We then explore the design of a pedagogical virtual agent, that takes students through a discovery-based learning environment, the Mathematical Imagery Trainer for Proportionality (MITp). The agent helps foster insights about concepts of ratios and proportions by helping students through well crafted set of tutorials. It is a challenging task for agent technology as the amount of concrete feedback from the learner is very limited, here restricted to the location of two markers on the screen. A Dynamic Decision Network is used to automatically determine agent behavior, based on a deep understanding of the tutorial protocol. A pilot evaluation showed that all participants developed movement schemes supporting proto-proportional reasoning. They were also able to provide verbal proto-proportional expressions for one of the taught strategies.

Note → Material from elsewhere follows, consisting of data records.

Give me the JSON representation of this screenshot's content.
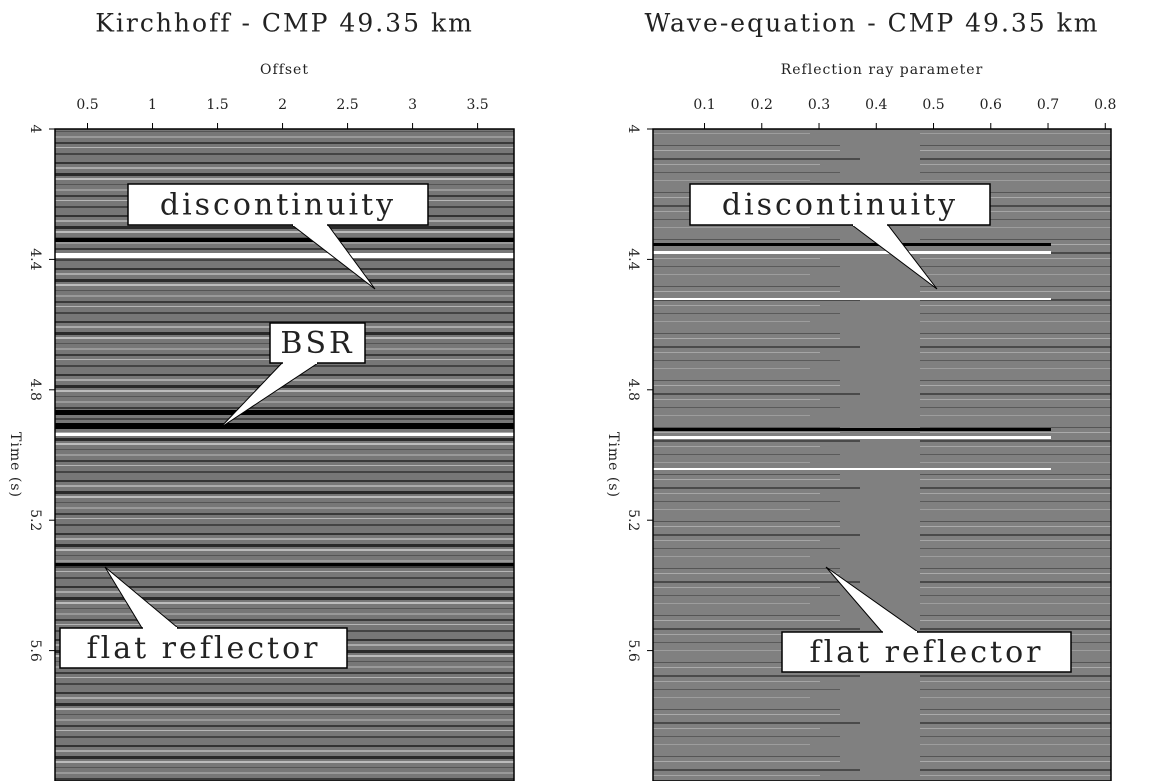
{
  "chart_data": [
    {
      "type": "seismic",
      "title": "Kirchhoff - CMP 49.35 km",
      "xlabel": "Offset",
      "ylabel": "Time (s)",
      "xlim": [
        0.25,
        3.78
      ],
      "xticks": [
        0.5,
        1,
        1.5,
        2,
        2.5,
        3,
        3.5
      ],
      "ylim": [
        4,
        6
      ],
      "yticks": [
        4,
        4.4,
        4.8,
        5.2,
        5.6
      ],
      "annotations": [
        "discontinuity",
        "BSR",
        "flat reflector"
      ]
    },
    {
      "type": "seismic",
      "title": "Wave-equation - CMP 49.35 km",
      "xlabel": "Reflection ray parameter",
      "ylabel": "Time (s)",
      "xlim": [
        0.01,
        0.81
      ],
      "xticks": [
        0.1,
        0.2,
        0.3,
        0.4,
        0.5,
        0.6,
        0.7,
        0.8
      ],
      "ylim": [
        4,
        6
      ],
      "yticks": [
        4,
        4.4,
        4.8,
        5.2,
        5.6
      ],
      "annotations": [
        "discontinuity",
        "flat reflector"
      ]
    }
  ]
}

As a sub-problem in understanding gesture based human communication, we also explore the Sign Language Recognition (SLR) problem. Isolated Sign Language Recognition (ISLR) is an important constituent task in developing SLR systems in which videos of individual, word-level signs are correctly identified. We develop a novel model for ISLR based on a unique G3D-Attend module that further uses spatial, temporal and channel self-attentions to contextualize aggregated spatial and temporal dependencies. We augment the datasets with 2D and 3D skeleton data, which is used along with RGB data in an ensemble-based approach to achieve state-of-the-art recognition rates. We then extend the approach to create weak sign spotting labels. Spotting involves identifying individual signs in multi-sign sentences and is a significantly more difficult task due to co-articulation effects, differences in signing speeds and the influence of contextual information on sign production. Generating sign labels in continuous domain manually is a laborious task, and this approach can provide a set of labels that can then be used to provide weak supervision for future machine learning applications.